# Versioning, compatibility, and support

Buzzr uses SemVer and Changesets for independent package releases. The 2026-07-16 public-toolkit train releases `@buzzr/dfs-engine`, `@buzzr/dfs-engine-test-vectors`, and `@buzzr/mcp` at 5.1.0, with 5.0.1 patches for `@buzzr/dfs-cli` and `@buzzr/dfs-testkit`. There is no lockstep-versioning promise: each release bumps the smallest set of packages whose public API, behavior, dependency pins, or published artifacts changed.

## Release selection

- **Patch:** compatible correctness, security, documentation, source/provenance, or payout-table corrections that do not add a public contract.
- **Minor:** additive exports, optional result fields, tools, supported cases, or fixture coverage.
- **Major:** removed or renamed exports, changed required fields, incompatible canonical shapes, or intentionally incompatible behavior.

A release may need several independent package changes. For example, additive engine metadata plus new MCP tools and expanded vector fields can justify separate minor changes, while a dependent package with only an updated internal pin may need a patch. Record the decision in `.changeset/*.md`; do not infer a version from a draft document.

The Changesets configuration has no `fixed` or `linked` groups. `updateInternalDependencies: "patch"` governs generated dependency updates, not a requirement to publish every workspace.

## Compatibility contracts

- Node >= 22 is the supported runtime floor; CI covers Node 22 and 24.
- Only each package root export is supported. Deep imports from `src` or `dist` are internal.
- Core libraries publish ESM, CJS, and types where their manifest declares them. `@buzzr/dfs-cli` is ESM-only and also exposes the `dfs-grade` executable.
- `DfsEntryInput`, `DfsLegInput`, `PlayerGameLogEntryShape`, and documented settlement result fields follow SemVer. Use published adapters instead of passing legacy aliases into strict validators.
- Operator policy and payout data is effective-dated. A correction can change which table a later `placedAt` selects without rewriting an older historical table.
- `grade_dfs_entries`, `closing_line_value`, and `summarize_bet_history` currently return string `contractVersion: "1"`. A consumer should reject an unknown contract version rather than guessing.
- Engine regression fixtures are tied to a matching `@buzzr/dfs-engine` version. They are not official operator conformance.

## Deprecation and migration

Breaking changes require a major version and migration notes. When practical, a deprecated adapter remains available through at least the next minor line before removal; settlement/security flaws can require faster action and will be called out explicitly.

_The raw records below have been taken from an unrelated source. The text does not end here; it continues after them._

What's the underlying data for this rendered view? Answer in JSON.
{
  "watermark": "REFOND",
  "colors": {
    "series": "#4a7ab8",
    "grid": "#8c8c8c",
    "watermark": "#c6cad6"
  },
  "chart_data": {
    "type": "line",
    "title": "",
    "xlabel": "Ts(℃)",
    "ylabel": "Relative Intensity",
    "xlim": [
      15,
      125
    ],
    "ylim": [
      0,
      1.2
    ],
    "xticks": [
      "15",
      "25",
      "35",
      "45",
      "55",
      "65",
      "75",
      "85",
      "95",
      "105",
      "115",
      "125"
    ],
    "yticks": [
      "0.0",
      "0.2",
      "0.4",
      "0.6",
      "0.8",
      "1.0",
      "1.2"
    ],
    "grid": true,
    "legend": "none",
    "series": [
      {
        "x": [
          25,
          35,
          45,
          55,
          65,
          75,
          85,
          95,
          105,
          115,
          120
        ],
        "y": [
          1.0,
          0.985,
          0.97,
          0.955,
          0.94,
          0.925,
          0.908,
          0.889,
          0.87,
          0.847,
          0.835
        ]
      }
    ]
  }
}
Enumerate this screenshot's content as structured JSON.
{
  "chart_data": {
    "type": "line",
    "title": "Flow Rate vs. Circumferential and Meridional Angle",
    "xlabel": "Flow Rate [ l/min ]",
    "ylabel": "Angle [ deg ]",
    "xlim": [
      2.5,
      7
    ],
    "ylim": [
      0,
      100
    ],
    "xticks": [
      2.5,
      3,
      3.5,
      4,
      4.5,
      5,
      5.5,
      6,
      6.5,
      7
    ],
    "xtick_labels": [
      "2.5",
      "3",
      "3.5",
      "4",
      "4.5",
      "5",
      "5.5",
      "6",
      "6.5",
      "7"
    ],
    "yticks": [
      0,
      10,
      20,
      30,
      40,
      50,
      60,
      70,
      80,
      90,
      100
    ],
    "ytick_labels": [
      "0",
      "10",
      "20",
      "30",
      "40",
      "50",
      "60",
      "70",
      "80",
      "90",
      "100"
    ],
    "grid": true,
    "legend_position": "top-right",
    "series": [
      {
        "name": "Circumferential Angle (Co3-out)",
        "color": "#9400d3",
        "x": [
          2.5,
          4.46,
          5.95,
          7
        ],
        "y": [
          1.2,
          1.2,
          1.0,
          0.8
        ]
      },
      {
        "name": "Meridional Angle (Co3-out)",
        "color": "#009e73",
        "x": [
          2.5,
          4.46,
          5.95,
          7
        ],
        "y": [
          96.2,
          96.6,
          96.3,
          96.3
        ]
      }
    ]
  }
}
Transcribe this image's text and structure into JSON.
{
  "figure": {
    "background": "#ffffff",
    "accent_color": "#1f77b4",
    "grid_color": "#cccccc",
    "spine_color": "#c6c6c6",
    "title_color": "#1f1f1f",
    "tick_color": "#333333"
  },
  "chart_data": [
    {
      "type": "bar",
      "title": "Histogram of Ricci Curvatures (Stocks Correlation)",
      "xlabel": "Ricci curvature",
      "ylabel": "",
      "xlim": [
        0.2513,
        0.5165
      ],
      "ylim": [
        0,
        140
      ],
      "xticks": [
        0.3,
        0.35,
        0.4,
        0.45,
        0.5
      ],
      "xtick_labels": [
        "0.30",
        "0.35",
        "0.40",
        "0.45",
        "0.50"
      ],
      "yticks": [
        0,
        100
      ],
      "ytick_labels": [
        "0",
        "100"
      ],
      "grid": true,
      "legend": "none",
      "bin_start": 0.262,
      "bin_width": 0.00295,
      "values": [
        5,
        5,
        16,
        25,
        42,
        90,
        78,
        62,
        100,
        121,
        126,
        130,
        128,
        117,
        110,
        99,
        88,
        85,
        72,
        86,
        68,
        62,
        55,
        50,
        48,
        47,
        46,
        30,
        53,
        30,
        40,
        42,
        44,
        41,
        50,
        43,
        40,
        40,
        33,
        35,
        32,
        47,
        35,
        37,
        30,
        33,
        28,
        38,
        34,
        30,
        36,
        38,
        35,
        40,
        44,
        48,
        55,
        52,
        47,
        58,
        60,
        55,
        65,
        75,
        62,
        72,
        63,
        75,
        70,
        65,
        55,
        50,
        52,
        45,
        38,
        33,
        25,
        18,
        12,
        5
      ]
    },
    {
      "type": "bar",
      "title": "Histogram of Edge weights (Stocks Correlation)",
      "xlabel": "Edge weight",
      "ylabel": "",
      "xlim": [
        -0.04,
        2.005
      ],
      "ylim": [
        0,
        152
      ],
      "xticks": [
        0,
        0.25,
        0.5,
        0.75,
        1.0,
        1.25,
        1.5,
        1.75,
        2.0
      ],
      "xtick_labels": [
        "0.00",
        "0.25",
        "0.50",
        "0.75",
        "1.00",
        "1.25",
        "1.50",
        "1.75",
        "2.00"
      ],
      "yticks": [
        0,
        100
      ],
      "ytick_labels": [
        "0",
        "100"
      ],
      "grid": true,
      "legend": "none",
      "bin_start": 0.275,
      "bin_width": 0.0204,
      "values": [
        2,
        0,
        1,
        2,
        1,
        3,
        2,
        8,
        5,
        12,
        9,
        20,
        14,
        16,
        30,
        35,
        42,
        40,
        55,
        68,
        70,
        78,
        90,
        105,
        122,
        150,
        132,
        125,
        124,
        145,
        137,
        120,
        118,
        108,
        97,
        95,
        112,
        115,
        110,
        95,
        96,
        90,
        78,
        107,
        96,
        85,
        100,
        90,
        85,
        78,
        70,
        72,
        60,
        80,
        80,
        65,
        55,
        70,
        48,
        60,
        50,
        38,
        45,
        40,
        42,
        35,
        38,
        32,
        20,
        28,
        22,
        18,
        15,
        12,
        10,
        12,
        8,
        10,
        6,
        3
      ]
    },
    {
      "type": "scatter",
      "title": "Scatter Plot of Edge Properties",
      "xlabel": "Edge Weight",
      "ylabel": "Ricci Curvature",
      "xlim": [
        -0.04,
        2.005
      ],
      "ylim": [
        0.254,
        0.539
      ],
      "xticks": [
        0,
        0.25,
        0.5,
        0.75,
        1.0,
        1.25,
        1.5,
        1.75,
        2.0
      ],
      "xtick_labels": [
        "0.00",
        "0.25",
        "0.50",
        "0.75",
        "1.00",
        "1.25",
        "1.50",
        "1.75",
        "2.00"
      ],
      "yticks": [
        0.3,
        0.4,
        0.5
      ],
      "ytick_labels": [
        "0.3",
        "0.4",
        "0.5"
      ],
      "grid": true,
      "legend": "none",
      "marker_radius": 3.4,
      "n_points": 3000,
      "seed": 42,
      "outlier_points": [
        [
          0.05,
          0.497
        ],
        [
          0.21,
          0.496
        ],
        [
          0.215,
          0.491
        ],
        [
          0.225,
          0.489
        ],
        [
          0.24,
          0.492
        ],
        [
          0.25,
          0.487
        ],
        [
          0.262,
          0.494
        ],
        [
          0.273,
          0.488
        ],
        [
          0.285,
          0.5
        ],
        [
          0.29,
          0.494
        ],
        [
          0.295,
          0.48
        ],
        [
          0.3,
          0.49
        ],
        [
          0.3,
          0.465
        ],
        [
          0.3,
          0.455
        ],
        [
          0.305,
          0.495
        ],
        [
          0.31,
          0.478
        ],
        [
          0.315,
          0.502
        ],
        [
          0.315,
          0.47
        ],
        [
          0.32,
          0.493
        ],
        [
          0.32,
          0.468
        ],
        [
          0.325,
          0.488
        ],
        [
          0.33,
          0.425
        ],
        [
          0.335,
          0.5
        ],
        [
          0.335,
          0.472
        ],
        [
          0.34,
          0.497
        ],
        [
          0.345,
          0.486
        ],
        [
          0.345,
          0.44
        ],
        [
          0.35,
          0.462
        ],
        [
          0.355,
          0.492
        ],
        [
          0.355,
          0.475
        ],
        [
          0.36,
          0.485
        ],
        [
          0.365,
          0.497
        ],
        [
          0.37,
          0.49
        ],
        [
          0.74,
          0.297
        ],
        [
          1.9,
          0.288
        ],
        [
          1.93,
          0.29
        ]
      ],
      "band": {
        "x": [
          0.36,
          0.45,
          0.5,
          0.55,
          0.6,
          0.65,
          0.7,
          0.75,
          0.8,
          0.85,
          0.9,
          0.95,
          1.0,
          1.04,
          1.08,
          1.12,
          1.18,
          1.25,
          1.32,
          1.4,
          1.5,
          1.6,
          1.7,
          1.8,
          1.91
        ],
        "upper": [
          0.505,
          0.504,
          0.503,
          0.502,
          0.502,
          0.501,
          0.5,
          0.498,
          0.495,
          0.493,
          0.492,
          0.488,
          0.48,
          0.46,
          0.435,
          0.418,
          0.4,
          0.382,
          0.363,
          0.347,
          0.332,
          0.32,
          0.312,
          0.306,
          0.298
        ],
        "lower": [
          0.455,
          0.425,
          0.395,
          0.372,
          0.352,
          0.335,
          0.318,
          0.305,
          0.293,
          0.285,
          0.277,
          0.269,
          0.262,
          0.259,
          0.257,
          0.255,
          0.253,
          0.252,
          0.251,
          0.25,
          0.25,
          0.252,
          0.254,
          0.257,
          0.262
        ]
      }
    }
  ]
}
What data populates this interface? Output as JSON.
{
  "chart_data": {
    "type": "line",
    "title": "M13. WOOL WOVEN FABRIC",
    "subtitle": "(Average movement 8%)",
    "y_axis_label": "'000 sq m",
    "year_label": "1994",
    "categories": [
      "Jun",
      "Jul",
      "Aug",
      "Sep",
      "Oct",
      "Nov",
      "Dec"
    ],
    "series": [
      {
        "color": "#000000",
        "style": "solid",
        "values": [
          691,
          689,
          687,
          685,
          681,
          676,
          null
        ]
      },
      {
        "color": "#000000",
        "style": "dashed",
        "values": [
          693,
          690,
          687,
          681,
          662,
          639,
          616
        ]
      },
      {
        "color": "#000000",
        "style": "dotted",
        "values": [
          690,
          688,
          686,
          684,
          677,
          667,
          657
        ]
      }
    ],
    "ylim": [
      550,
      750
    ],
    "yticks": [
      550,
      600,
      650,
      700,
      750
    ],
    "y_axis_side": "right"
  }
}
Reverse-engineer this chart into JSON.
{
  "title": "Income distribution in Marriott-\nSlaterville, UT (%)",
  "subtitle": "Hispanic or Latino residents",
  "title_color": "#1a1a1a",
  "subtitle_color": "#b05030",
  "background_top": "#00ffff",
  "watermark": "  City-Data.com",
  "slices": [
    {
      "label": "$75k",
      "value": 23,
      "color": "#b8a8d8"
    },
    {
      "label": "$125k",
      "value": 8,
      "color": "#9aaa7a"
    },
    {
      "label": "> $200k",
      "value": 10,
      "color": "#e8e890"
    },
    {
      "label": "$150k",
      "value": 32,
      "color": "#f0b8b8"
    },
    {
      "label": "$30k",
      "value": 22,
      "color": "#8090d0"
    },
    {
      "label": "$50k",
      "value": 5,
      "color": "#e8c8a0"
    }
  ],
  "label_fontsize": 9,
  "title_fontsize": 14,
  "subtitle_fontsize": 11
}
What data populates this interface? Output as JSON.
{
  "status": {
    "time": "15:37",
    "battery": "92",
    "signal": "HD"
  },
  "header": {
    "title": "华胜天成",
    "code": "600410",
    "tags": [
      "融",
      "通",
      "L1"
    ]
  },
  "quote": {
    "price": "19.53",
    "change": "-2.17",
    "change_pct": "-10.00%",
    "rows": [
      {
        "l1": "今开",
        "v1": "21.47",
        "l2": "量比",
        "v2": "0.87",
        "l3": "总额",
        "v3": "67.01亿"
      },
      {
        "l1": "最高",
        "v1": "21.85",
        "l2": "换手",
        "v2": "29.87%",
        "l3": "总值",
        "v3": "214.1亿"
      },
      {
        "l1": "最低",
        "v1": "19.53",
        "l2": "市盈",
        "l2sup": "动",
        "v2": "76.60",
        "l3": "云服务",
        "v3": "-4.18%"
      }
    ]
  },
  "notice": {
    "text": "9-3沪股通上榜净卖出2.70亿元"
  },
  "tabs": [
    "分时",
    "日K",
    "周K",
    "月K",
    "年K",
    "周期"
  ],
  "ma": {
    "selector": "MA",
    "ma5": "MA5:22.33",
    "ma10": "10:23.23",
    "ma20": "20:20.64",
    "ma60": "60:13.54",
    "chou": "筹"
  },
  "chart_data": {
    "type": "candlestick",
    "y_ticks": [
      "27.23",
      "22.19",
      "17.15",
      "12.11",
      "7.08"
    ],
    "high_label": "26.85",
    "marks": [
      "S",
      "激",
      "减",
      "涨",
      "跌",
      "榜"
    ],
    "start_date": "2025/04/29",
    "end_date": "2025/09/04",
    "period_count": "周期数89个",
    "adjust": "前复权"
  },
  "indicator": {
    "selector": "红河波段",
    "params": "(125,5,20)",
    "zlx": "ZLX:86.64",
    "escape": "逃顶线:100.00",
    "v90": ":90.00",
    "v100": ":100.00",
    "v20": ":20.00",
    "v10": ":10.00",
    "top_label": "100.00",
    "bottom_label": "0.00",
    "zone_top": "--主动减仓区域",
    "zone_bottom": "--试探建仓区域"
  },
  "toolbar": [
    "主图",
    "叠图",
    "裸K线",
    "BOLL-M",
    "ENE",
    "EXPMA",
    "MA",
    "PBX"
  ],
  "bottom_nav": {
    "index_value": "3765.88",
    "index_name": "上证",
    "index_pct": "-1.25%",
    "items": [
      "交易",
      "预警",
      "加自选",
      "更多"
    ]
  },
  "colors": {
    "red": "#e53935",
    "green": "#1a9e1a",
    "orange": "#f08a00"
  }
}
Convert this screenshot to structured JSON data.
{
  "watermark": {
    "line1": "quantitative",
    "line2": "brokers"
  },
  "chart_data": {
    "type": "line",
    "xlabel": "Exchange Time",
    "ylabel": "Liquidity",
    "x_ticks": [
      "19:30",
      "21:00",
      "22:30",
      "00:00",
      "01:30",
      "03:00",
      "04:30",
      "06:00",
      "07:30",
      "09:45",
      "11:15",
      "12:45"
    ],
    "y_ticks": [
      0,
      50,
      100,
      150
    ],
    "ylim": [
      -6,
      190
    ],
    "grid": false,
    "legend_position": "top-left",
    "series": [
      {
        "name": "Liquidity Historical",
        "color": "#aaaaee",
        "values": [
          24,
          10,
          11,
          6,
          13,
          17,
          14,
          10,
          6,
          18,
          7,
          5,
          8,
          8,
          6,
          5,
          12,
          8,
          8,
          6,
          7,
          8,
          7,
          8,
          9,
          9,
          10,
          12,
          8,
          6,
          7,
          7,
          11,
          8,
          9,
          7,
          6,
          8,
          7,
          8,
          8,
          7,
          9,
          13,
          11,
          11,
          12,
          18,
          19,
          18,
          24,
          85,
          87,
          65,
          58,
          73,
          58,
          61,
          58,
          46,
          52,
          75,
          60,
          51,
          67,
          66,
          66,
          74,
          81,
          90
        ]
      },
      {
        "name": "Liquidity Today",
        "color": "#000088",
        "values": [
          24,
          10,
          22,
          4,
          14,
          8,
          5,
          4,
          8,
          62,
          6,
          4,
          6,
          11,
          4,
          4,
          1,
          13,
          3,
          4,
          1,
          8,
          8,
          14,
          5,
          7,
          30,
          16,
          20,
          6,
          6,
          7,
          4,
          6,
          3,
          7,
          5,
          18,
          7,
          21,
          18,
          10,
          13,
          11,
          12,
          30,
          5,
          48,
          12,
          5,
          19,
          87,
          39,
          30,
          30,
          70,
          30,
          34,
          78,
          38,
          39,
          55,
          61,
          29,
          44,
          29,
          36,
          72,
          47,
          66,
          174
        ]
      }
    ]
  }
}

For every affected package:

1. Add a Changeset describing user-visible impact.
2. Update the package `CHANGELOG.md` and README without inventing the final version before Changesets applies it.
3. Add or update tests and versioned regression fixtures.
4. Document renamed fields, changed defaults, status/explanation codes, and required caller actions.
5. Prove the packed artifacts, then verify the exact published version, integrity, `gitHead`, and provenance.

Release documentation uses exact package versions only after Changesets has generated and the repository has verified the final manifests.

## Application compatibility

The public monorepo and Buzzr mobile app are separate release surfaces. The app's `release/ios-2.0.0` branch currently vendors local 5.0.0 tarballs for `@buzzr/bets-core`, `@buzzr/dfs-engine`, and `@buzzr/entertainment-engine`. A public npm release does not update those files automatically. Any mobile migration needs its own dependency change, tests, build, and release decision, while unrelated app-branch work remains untouched.

For MCP clients, pin `@buzzr/mcp@5.1.0` when reproducibility matters. Using `@latest` opts into future compatible updates and should be a conscious host policy.

## Support policy

Security and settlement-correctness fixes target the latest major release first. Older majors may receive a low-risk backport when it does not change public contracts; no fixed backport duration or end-of-life schedule is currently promised. See [`SECURITY.md`](../SECURITY.md) for private reporting.

## Release proof

Before publishing:

```sh
npm run verify
node scripts/check-public-docs.mjs
git diff --check
```

The release is not complete until CI, npm artifacts, the Git tag/GitHub Release, generated docs, registry metadata, and relevant cross-links all resolve to the reviewed commit.